Workers will replace the amplifier and command and telemetry processor after the sunshield deployment test.
“At the same time we’re replacing this amplifier, we will replace one of these command and telemetry processors,” Smith said. “This is a redundant system, so we’re just replacing one of them.”
“The spacecraft has all of its electronics and avionics on the side panels of it, so there is a period now where we have to basically (lay) one of those panels flat to replace these two things,” Smith said. “So we had to use up some schedule margin to accommodate that change, but that’s factored in, and we still have margin to launch.”
Officials from ESA and Arianespace have also agreed to modify the design of vents on the Ariane 5 rocket’s payload shroud to address a concern that a depressurization event could damage the Webb observatory when the fairing jettisons after liftoff.
The clamshell-like fairing will protect Webb as the Ariane 5 rockets through the dense lower layers of the atmosphere. Once above the discernible atmosphere, the fairing will release to shed weight as the Ariane 5 climbs into space.
Engineers were concerned residual air trapped in Webb’s folded sunshield membranes could cause an “over-stress condition” at the time of fairing separation.
Smith said NASA provide Arianespace, the Ariane 5’s launch operator, with high-fidelity sensors to fly on two Ariane 5 missions and measure the pressure inside the fairing during the shroud separation sequence.
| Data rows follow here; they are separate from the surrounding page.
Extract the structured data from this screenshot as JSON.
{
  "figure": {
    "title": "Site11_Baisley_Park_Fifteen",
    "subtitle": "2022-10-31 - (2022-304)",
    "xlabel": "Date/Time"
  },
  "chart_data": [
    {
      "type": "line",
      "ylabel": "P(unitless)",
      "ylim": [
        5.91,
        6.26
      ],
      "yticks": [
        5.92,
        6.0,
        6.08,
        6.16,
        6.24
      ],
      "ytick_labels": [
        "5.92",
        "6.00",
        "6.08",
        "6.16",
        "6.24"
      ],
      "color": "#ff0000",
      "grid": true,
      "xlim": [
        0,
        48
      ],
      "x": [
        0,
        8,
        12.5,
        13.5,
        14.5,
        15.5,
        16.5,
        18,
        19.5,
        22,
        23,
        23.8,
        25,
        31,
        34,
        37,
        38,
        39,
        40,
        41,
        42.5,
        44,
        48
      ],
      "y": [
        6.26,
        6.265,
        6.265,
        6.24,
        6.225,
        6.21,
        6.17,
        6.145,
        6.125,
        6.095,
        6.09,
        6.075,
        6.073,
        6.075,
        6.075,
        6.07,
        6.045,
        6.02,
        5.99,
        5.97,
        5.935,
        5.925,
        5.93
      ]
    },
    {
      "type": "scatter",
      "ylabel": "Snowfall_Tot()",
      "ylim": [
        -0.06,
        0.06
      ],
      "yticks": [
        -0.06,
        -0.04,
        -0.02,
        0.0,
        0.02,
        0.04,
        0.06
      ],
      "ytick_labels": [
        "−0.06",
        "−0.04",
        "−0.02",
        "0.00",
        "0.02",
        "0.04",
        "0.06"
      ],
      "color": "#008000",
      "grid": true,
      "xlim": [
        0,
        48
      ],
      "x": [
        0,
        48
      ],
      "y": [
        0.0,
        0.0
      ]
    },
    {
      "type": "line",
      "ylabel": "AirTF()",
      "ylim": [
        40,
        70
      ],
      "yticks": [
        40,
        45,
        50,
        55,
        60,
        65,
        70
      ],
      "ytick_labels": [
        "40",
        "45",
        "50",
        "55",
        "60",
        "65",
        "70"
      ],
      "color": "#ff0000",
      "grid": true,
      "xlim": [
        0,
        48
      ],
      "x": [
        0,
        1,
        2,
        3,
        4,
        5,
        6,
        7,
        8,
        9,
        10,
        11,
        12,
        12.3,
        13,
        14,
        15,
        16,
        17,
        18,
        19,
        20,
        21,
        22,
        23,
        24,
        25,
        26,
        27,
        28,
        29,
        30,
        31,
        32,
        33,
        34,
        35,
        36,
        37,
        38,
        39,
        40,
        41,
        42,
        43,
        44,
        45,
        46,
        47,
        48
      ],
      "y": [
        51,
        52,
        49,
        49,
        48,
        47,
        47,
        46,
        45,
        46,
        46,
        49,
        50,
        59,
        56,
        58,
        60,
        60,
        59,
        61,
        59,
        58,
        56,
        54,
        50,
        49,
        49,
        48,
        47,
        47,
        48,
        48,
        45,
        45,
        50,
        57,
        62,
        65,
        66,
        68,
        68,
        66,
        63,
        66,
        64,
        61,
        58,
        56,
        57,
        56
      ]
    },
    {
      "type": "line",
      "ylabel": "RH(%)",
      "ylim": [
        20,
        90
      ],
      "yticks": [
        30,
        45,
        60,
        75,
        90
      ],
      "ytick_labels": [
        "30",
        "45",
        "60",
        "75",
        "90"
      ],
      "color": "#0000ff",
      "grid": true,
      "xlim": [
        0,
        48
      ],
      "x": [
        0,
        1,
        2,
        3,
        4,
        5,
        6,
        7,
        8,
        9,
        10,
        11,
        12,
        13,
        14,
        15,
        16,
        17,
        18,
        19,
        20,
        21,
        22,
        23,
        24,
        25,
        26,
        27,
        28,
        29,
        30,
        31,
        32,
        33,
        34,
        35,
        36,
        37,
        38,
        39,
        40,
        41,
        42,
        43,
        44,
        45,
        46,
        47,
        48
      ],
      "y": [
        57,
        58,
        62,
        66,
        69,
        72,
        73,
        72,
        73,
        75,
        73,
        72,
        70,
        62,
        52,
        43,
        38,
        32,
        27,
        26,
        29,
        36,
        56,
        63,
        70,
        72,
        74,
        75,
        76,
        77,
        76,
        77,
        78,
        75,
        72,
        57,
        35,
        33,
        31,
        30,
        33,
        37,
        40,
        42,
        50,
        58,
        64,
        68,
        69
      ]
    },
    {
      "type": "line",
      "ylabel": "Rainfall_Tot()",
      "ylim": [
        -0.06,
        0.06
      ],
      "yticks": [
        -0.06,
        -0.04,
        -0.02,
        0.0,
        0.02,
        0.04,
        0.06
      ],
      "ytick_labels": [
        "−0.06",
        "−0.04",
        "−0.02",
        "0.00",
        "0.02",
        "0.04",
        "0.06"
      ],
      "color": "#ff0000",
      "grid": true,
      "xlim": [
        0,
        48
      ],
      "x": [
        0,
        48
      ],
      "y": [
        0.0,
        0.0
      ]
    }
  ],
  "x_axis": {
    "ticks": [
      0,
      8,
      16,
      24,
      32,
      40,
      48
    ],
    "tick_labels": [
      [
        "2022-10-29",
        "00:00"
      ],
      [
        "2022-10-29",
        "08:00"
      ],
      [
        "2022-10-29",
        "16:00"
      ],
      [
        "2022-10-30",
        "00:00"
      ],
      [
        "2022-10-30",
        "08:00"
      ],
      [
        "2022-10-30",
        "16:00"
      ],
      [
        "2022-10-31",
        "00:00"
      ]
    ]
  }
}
“They show that there is an issue with depressurization, meaning that there would be enough residual pressure that it could threaten some of our hardware,” Smith said. “So they have agreed that to resolve this, what they’re going to do is install some additional hardware on their vents. These shrouds have vents around the base of them, and we believe the issue was that while they open on the way up, just because they’re vibrating around, they may not stay full open the whole way.
“So ESA and Ariane are working on a design that will essentially keep these vents open once they open up, and all the calculations show that that should make the pressure fall below where we need it to for our payload,” Smith said. “So that story is coming to a good resolution.”
The new hardware to keep the fairing vents latched open will fly on an Ariane 5 mission before Webb to verify the change works.